One Foot In The Rave

Shitmat

Planet Mu – 2009
par Simon, le 24 mai 2009
6

L’homme le plus marrant et le plus décadent de l’Angleterre postmoderne est de retour. Si vous ne connaissez pas Shitmat, sachez qu’il est l’un des rejetons les plus méprisables que la génération rave ait engendré. Shitmat aurait pu s’appeler « Fuck You » ou « Suck My Rave » que vous n’y auriez vu que du feu : il représente la dégénérescence des couples consanguins qui forniquèrent dans ces interminables soirées axées jungle et drum’n’bass, là même où la drogue était plus légale que le pain blanc. Mais Shitmat est aussi un adepte des mash-ups les plus improbables, il l’a bien prouvé avec le bien nommé Hang The Dj où il s’amusait à faire chanter Sean Paul en version accélérée sur des rythmiques hardcore-gabber ( !?) ou chanter Donna Summer sur des flots d’acide brûlants.

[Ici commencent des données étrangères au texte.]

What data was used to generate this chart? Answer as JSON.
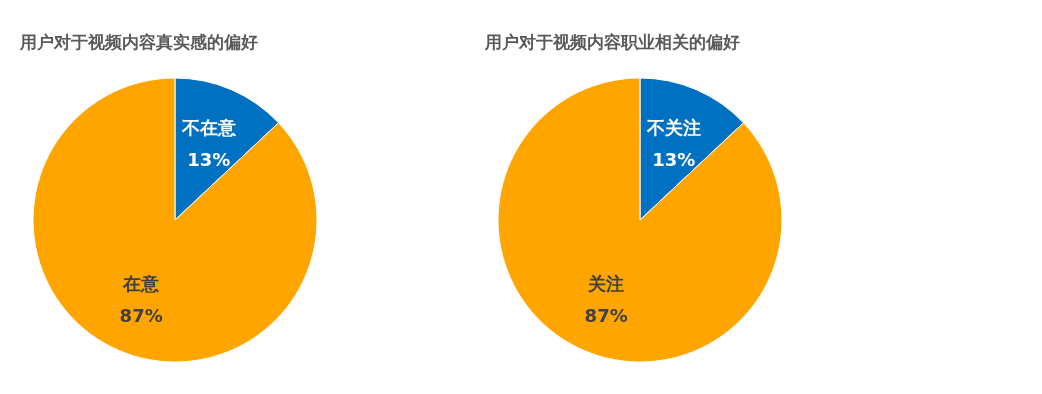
{
  "chart_data": [
    {
      "type": "pie",
      "title": "用户对于视频内容真实感的偏好",
      "categories": [
        "不在意",
        "在意"
      ],
      "values": [
        13,
        87
      ],
      "value_labels": [
        "13%",
        "87%"
      ],
      "colors": [
        "#0070c0",
        "#ffa500"
      ]
    },
    {
      "type": "pie",
      "title": "用户对于视频内容职业相关的偏好",
      "categories": [
        "不关注",
        "关注"
      ],
      "values": [
        13,
        87
      ],
      "value_labels": [
        "13%",
        "87%"
      ],
      "colors": [
        "#0070c0",
        "#ffa500"
      ]
    }
  ]
}
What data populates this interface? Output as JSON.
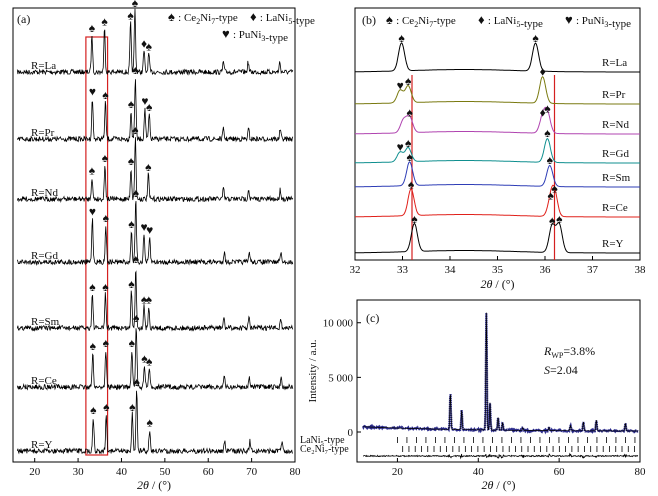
{
  "marker_symbols": {
    "spade": "♠",
    "diamond": "♦",
    "heart": "♥"
  },
  "colors": {
    "highlight_box": "#d42020",
    "refline": "#d42020",
    "obs": "#2a2a8a",
    "calc": "#000000",
    "diff": "#000000",
    "panel_b": [
      "#000000",
      "#7a7a10",
      "#b044b0",
      "#0f8f8f",
      "#2e3db6",
      "#e0201a",
      "#000000"
    ]
  },
  "chart_data": [
    {
      "type": "line",
      "panel_label": "(a)",
      "xlabel": "2θ / (°)",
      "ylabel": "",
      "xlim": [
        15,
        80
      ],
      "x_ticks": [
        20,
        30,
        40,
        50,
        60,
        70,
        80
      ],
      "grid": false,
      "legend": [
        {
          "symbol": "spade",
          "prefix": ": Ce",
          "sub1": "2",
          "mid": "Ni",
          "sub2": "7",
          "suffix": "-type"
        },
        {
          "symbol": "diamond",
          "prefix": ": LaNi",
          "sub1": "5",
          "mid": "",
          "sub2": "",
          "suffix": "-type"
        },
        {
          "symbol": "heart",
          "prefix": ": PuNi",
          "sub1": "3",
          "mid": "",
          "sub2": "",
          "suffix": "-type"
        }
      ],
      "highlight_range_2theta": [
        31.8,
        36.8
      ],
      "series": [
        {
          "name": "R=La",
          "label": "R=La",
          "peaks": [
            [
              33.2,
              0.6,
              "spade"
            ],
            [
              36.1,
              0.7,
              "spade"
            ],
            [
              42.1,
              0.8,
              "spade"
            ],
            [
              43.1,
              1.0,
              "spade"
            ],
            [
              45.2,
              0.35,
              "diamond"
            ],
            [
              46.3,
              0.3,
              "spade"
            ],
            [
              63.5,
              0.16,
              ""
            ],
            [
              69.2,
              0.16,
              ""
            ],
            [
              76.5,
              0.16,
              ""
            ]
          ]
        },
        {
          "name": "R=Pr",
          "label": "R=Pr",
          "peaks": [
            [
              33.3,
              0.65,
              "heart"
            ],
            [
              36.3,
              0.6,
              "spade"
            ],
            [
              42.2,
              0.45,
              "spade"
            ],
            [
              43.2,
              1.0,
              "spade"
            ],
            [
              45.4,
              0.5,
              "heart"
            ],
            [
              46.4,
              0.4,
              "spade"
            ],
            [
              63.5,
              0.16,
              ""
            ],
            [
              69.3,
              0.16,
              ""
            ],
            [
              76.6,
              0.16,
              ""
            ]
          ]
        },
        {
          "name": "R=Nd",
          "label": "R=Nd",
          "peaks": [
            [
              33.2,
              0.35,
              "spade"
            ],
            [
              36.2,
              0.55,
              "spade"
            ],
            [
              42.2,
              0.5,
              "spade"
            ],
            [
              43.2,
              1.0,
              "spade"
            ],
            [
              46.2,
              0.4,
              "spade"
            ],
            [
              63.5,
              0.16,
              ""
            ],
            [
              69.3,
              0.16,
              ""
            ],
            [
              76.6,
              0.16,
              ""
            ]
          ]
        },
        {
          "name": "R=Gd",
          "label": "R=Gd",
          "peaks": [
            [
              33.3,
              0.7,
              "heart"
            ],
            [
              36.4,
              0.6,
              "spade"
            ],
            [
              42.3,
              0.5,
              "spade"
            ],
            [
              43.3,
              1.0,
              "spade"
            ],
            [
              45.2,
              0.45,
              "heart"
            ],
            [
              46.5,
              0.4,
              "heart"
            ],
            [
              63.7,
              0.16,
              ""
            ],
            [
              69.5,
              0.16,
              ""
            ],
            [
              76.7,
              0.16,
              ""
            ]
          ]
        },
        {
          "name": "R=Sm",
          "label": "R=Sm",
          "peaks": [
            [
              33.3,
              0.55,
              "spade"
            ],
            [
              36.3,
              0.55,
              "spade"
            ],
            [
              42.3,
              0.6,
              "spade"
            ],
            [
              43.3,
              1.0,
              "spade"
            ],
            [
              45.2,
              0.35,
              "spade"
            ],
            [
              46.3,
              0.35,
              "spade"
            ],
            [
              63.6,
              0.16,
              ""
            ],
            [
              69.4,
              0.16,
              ""
            ],
            [
              76.7,
              0.16,
              ""
            ]
          ]
        },
        {
          "name": "R=Ce",
          "label": "R=Ce",
          "peaks": [
            [
              33.4,
              0.55,
              "spade"
            ],
            [
              36.4,
              0.6,
              "spade"
            ],
            [
              42.4,
              0.6,
              "spade"
            ],
            [
              43.4,
              1.0,
              "spade"
            ],
            [
              45.3,
              0.35,
              "spade"
            ],
            [
              46.4,
              0.3,
              "spade"
            ],
            [
              63.7,
              0.16,
              ""
            ],
            [
              69.5,
              0.16,
              ""
            ],
            [
              76.8,
              0.16,
              ""
            ]
          ]
        },
        {
          "name": "R=Y",
          "label": "R=Y",
          "peaks": [
            [
              33.5,
              0.55,
              "spade"
            ],
            [
              36.5,
              0.6,
              "spade"
            ],
            [
              42.5,
              0.6,
              "spade"
            ],
            [
              43.5,
              1.0,
              "spade"
            ],
            [
              46.5,
              0.35,
              "spade"
            ],
            [
              63.8,
              0.16,
              ""
            ],
            [
              69.6,
              0.16,
              ""
            ],
            [
              77.0,
              0.16,
              ""
            ]
          ]
        }
      ]
    },
    {
      "type": "line",
      "panel_label": "(b)",
      "xlabel": "2θ / (°)",
      "ylabel": "",
      "xlim": [
        32,
        38
      ],
      "x_ticks": [
        32,
        33,
        34,
        35,
        36,
        37,
        38
      ],
      "grid": false,
      "legend": [
        {
          "symbol": "spade",
          "prefix": ": Ce",
          "sub1": "2",
          "mid": "Ni",
          "sub2": "7",
          "suffix": "-type"
        },
        {
          "symbol": "diamond",
          "prefix": ": LaNi",
          "sub1": "5",
          "mid": "",
          "sub2": "",
          "suffix": "-type"
        },
        {
          "symbol": "heart",
          "prefix": ": PuNi",
          "sub1": "3",
          "mid": "",
          "sub2": "",
          "suffix": "-type"
        }
      ],
      "ref_lines_2theta": [
        33.2,
        36.2
      ],
      "series": [
        {
          "name": "R=La",
          "label": "R=La",
          "peaks": [
            [
              32.98,
              1.0,
              "spade"
            ],
            [
              35.8,
              1.0,
              "spade"
            ]
          ]
        },
        {
          "name": "R=Pr",
          "label": "R=Pr",
          "peaks": [
            [
              32.95,
              0.45,
              "heart"
            ],
            [
              33.12,
              0.6,
              "spade"
            ],
            [
              35.95,
              0.95,
              "diamond"
            ]
          ]
        },
        {
          "name": "R=Nd",
          "label": "R=Nd",
          "peaks": [
            [
              33.02,
              0.45,
              ""
            ],
            [
              33.15,
              0.55,
              "spade"
            ],
            [
              35.95,
              0.55,
              "diamond"
            ],
            [
              36.05,
              0.7,
              "spade"
            ]
          ]
        },
        {
          "name": "R=Gd",
          "label": "R=Gd",
          "peaks": [
            [
              32.95,
              0.35,
              "heart"
            ],
            [
              33.12,
              0.5,
              "spade"
            ],
            [
              36.05,
              0.85,
              "spade"
            ]
          ]
        },
        {
          "name": "R=Sm",
          "label": "R=Sm",
          "peaks": [
            [
              33.15,
              0.85,
              "spade"
            ],
            [
              36.1,
              0.75,
              "spade"
            ]
          ]
        },
        {
          "name": "R=Ce",
          "label": "R=Ce",
          "peaks": [
            [
              33.18,
              0.95,
              "spade"
            ],
            [
              36.12,
              0.55,
              "spade"
            ],
            [
              36.2,
              0.8,
              "spade"
            ]
          ]
        },
        {
          "name": "R=Y",
          "label": "R=Y",
          "peaks": [
            [
              33.25,
              1.0,
              "spade"
            ],
            [
              36.15,
              0.95,
              "spade"
            ],
            [
              36.3,
              1.0,
              "spade"
            ]
          ]
        }
      ]
    },
    {
      "type": "line",
      "panel_label": "(c)",
      "xlabel": "2θ / (°)",
      "ylabel": "Intensity / a.u.",
      "xlim": [
        10,
        80
      ],
      "ylim": [
        -1500,
        11000
      ],
      "x_ticks": [
        20,
        40,
        60,
        80
      ],
      "y_ticks": [
        0,
        5000,
        10000
      ],
      "y_tick_labels": [
        "0",
        "5 000",
        "10 000"
      ],
      "grid": false,
      "stats": {
        "rwp_value": "=3.8%",
        "s_value": "=2.04"
      },
      "phase_rows": [
        "LaNi₅-type",
        "Ce₂Ni₇-type"
      ],
      "series": [
        {
          "name": "observed",
          "baseline": 450,
          "peaks": [
            [
              33.1,
              3400
            ],
            [
              35.9,
              1800
            ],
            [
              42.0,
              10800
            ],
            [
              42.9,
              2500
            ],
            [
              44.9,
              1200
            ],
            [
              46.0,
              700
            ],
            [
              51.0,
              250
            ],
            [
              57.5,
              300
            ],
            [
              62.8,
              500
            ],
            [
              66.0,
              800
            ],
            [
              69.2,
              1000
            ],
            [
              76.4,
              700
            ]
          ]
        }
      ]
    }
  ]
}
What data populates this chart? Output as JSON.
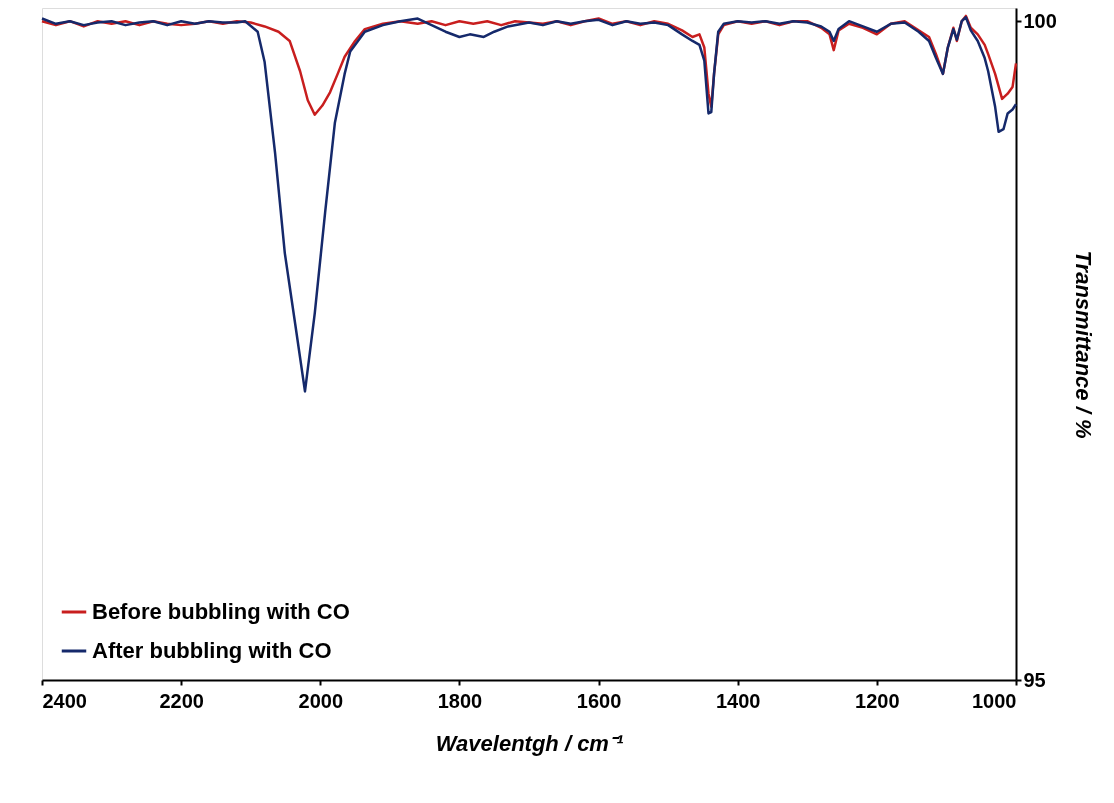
{
  "chart_data": {
    "type": "line",
    "xlabel": "Wavelentgh / cm⁻¹",
    "ylabel": "Transmittance / %",
    "xlim": [
      2400,
      1000
    ],
    "xticks": [
      2400,
      2200,
      2000,
      1800,
      1600,
      1400,
      1200,
      1000
    ],
    "ylim": [
      95,
      100.1
    ],
    "yticks": [
      95,
      100
    ],
    "grid": false,
    "legend": "bottom left",
    "marker": "none",
    "line_style": "solid",
    "series": [
      {
        "name": "Before bubbling with CO",
        "color": "#c81e1e",
        "x": [
          2400,
          2380,
          2360,
          2340,
          2320,
          2300,
          2280,
          2260,
          2240,
          2220,
          2200,
          2180,
          2160,
          2140,
          2120,
          2100,
          2080,
          2060,
          2044,
          2029,
          2018,
          2008,
          1997,
          1986,
          1975,
          1965,
          1950,
          1936,
          1910,
          1885,
          1860,
          1840,
          1820,
          1800,
          1780,
          1760,
          1740,
          1720,
          1700,
          1680,
          1660,
          1640,
          1620,
          1600,
          1580,
          1560,
          1540,
          1520,
          1500,
          1480,
          1465,
          1455,
          1448,
          1442,
          1438,
          1434,
          1428,
          1420,
          1400,
          1380,
          1360,
          1340,
          1320,
          1300,
          1280,
          1268,
          1262,
          1255,
          1240,
          1220,
          1200,
          1180,
          1160,
          1140,
          1125,
          1115,
          1105,
          1098,
          1090,
          1085,
          1078,
          1072,
          1065,
          1055,
          1045,
          1040,
          1030,
          1020,
          1012,
          1005,
          1000
        ],
        "values": [
          100.0,
          99.97,
          100.0,
          99.96,
          100.0,
          99.98,
          100.0,
          99.97,
          100.0,
          99.98,
          99.97,
          99.98,
          100.0,
          99.98,
          100.0,
          99.99,
          99.96,
          99.92,
          99.85,
          99.62,
          99.4,
          99.29,
          99.36,
          99.46,
          99.6,
          99.73,
          99.85,
          99.94,
          99.98,
          100.0,
          99.98,
          100.0,
          99.97,
          100.0,
          99.98,
          100.0,
          99.97,
          100.0,
          99.99,
          99.98,
          100.0,
          99.97,
          100.0,
          100.02,
          99.98,
          100.0,
          99.97,
          100.0,
          99.98,
          99.93,
          99.88,
          99.9,
          99.8,
          99.45,
          99.35,
          99.6,
          99.9,
          99.97,
          100.0,
          99.98,
          100.0,
          99.97,
          100.0,
          100.0,
          99.95,
          99.9,
          99.78,
          99.93,
          99.98,
          99.95,
          99.9,
          99.98,
          100.0,
          99.93,
          99.88,
          99.75,
          99.6,
          99.8,
          99.95,
          99.85,
          100.0,
          100.04,
          99.95,
          99.9,
          99.82,
          99.75,
          99.6,
          99.41,
          99.45,
          99.5,
          99.68
        ]
      },
      {
        "name": "After bubbling with CO",
        "color": "#15296b",
        "x": [
          2400,
          2380,
          2360,
          2340,
          2320,
          2300,
          2280,
          2260,
          2240,
          2220,
          2200,
          2180,
          2160,
          2140,
          2120,
          2108,
          2090,
          2080,
          2065,
          2051,
          2036,
          2022,
          2008,
          1993,
          1979,
          1965,
          1957,
          1936,
          1910,
          1885,
          1860,
          1840,
          1820,
          1800,
          1785,
          1765,
          1750,
          1730,
          1700,
          1680,
          1660,
          1640,
          1620,
          1600,
          1580,
          1560,
          1540,
          1520,
          1500,
          1480,
          1465,
          1455,
          1448,
          1442,
          1438,
          1434,
          1428,
          1420,
          1400,
          1380,
          1360,
          1340,
          1320,
          1300,
          1280,
          1268,
          1262,
          1255,
          1240,
          1220,
          1200,
          1180,
          1160,
          1140,
          1125,
          1115,
          1105,
          1098,
          1090,
          1085,
          1078,
          1072,
          1065,
          1055,
          1045,
          1040,
          1030,
          1025,
          1018,
          1012,
          1005,
          1000
        ],
        "values": [
          100.02,
          99.98,
          100.0,
          99.97,
          99.99,
          100.0,
          99.97,
          99.99,
          100.0,
          99.97,
          100.0,
          99.98,
          100.0,
          99.99,
          99.99,
          100.0,
          99.92,
          99.69,
          99.0,
          98.24,
          97.7,
          97.19,
          97.78,
          98.55,
          99.23,
          99.6,
          99.77,
          99.92,
          99.97,
          100.0,
          100.02,
          99.97,
          99.92,
          99.88,
          99.9,
          99.88,
          99.92,
          99.96,
          99.99,
          99.97,
          100.0,
          99.98,
          100.0,
          100.01,
          99.97,
          100.0,
          99.98,
          99.99,
          99.97,
          99.9,
          99.85,
          99.82,
          99.7,
          99.3,
          99.31,
          99.6,
          99.92,
          99.98,
          100.0,
          99.99,
          100.0,
          99.98,
          100.0,
          99.99,
          99.96,
          99.92,
          99.85,
          99.94,
          100.0,
          99.96,
          99.92,
          99.98,
          99.99,
          99.92,
          99.85,
          99.72,
          99.6,
          99.8,
          99.94,
          99.86,
          100.0,
          100.03,
          99.93,
          99.85,
          99.72,
          99.62,
          99.35,
          99.16,
          99.18,
          99.3,
          99.33,
          99.37
        ]
      }
    ]
  }
}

Qui mieux que Planet Mu (hébergeant tous les déglingués de l’ère post-acid, dont le fameux Venetian Snares) pouvait donner une fois de plus la parole à un imbécile aussi talentueux que Shitmat alors qu’un énième retour de la rave s’annonçait dès le départ comme un suicide commercial. D’ailleurs One Foot In The Rave (annonce implicite d’un adieu musical ?) ne s’attache à aucune prétention quant au contenu qu’il propose : c'est un disque passéiste, ressassé et qui n’amène en aucune circonstance une pointe d’originalité à ce qui a déjà été relaté il y a quinze ans maintenant. Shitmat déroule une drum’n’bass remplie jusqu’au cou de réminiscences dancehall, couverte des pieds à la tête de gimmicks jungle teintés d’un breakcore pour minettes. Réjouissant non ? Eh bien oui en fait, car Shitmat vient de cette école où le beat est omnipotent, où l’amen break arrache les obstacles comme le vent souffle les feuilles sur son passage, ne laissant derrière lui qu’un sentiment partagé entre sourire en coin et terrassement auditif. C’était leur force, et ils ne se sont pas privés pour nous le faire savoir pendant plus d’une demi-décennie. Le son de One Foot In The rave est celui qui se jouait dans la première moitié des 90’s, celui qui faisait hurler des centaines de drogués dans les caves d’ « East London », rassemblés pour célébrer le dieu décadence et sa femme la princesse LSD. Quinze ans plus tard, le son est à prendre avec humour, mais Shitmat ne se laissera pas prendre de côté, ses titres annonçant déjà la couleur avant que vous n’ayez eu le temps de lancer le disque (« The Golden Age Of British Dance », « Best Before 10-11-1992 », « Archaelogy », Whitelabel Unity »).

Tout ce qu’il reste à faire pour vous, c’est prendre cet album brut de décoffrage en plein dans les dents, pour sentir une ultime fois les bienfaits d’une culture rave qui ne sera finalement jamais morte car comptant dans ses rangs bien trop de déglingués pour ne pas la soutenir encore et encore. One foot In The Rave est un disque facile et jouissif, un plaisir coupable comme l’Angleterre sait encore nous en donner plus d’une décennie après l’annonce nécrologique de ce paysage musical autrefois si vivifiant. Jouez-le fort ou allez vous faire foutre, voilà le credo.